Generally, a pile of stones indicates a value ranging from 1 to 6 to determine whether two piles can be divided equally. Obviously, if there are n stone k which can be divided, then k can be divided into n + 2. In turn, it is not necessarily true. However, it is true when n> 6. That is to say, stone k has n (n> 6) and stone k has (6-n % 2) results are the same.

The idea is as follows:

If it can be divided, the left and right sides take the same number of stones with the same value, then the remaining two piles of stones are still equal.
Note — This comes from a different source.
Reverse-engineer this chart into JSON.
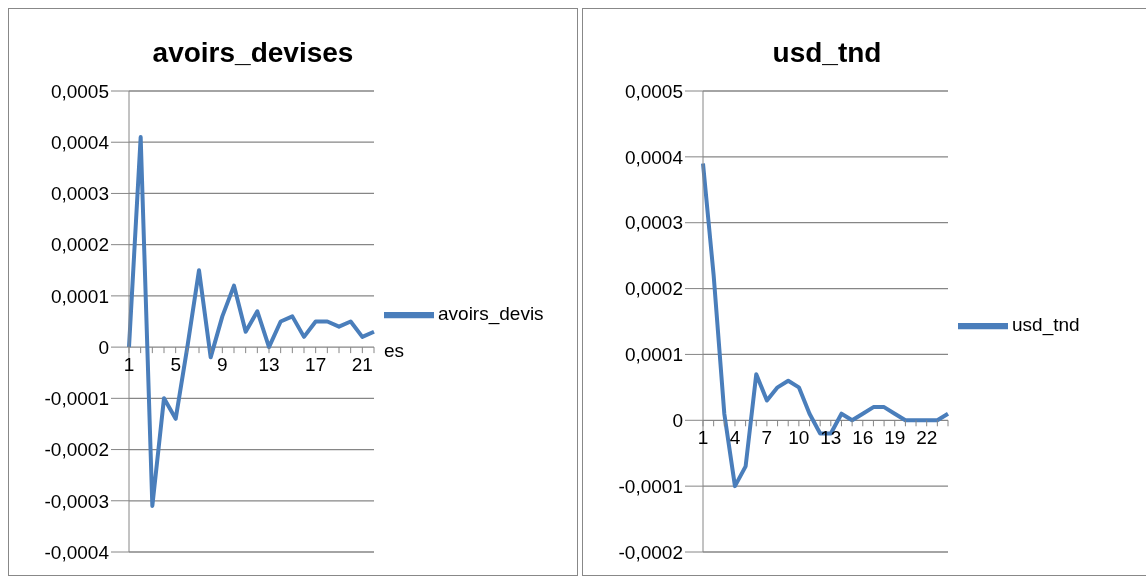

If you try to remove the stones, the remaining stones are, assume that the number of stones with the left value k is 0, and the number of stones with the right value k is m. At this time, in a pile on the left, there must be a number of stones and a number of values and the same with the m k mentioned above, you can also delete. At this time, we can ensure the minimum m value of the equivalent condition. We can guess that it is 5 or 6 (m's parity judgment ).

In this case, m stones with values of k are equivalent to (6-m % 2) stones. If they can be divided, they can be divided. If they cannot be divided, they cannot be divided.

Let me look at the specific proof process.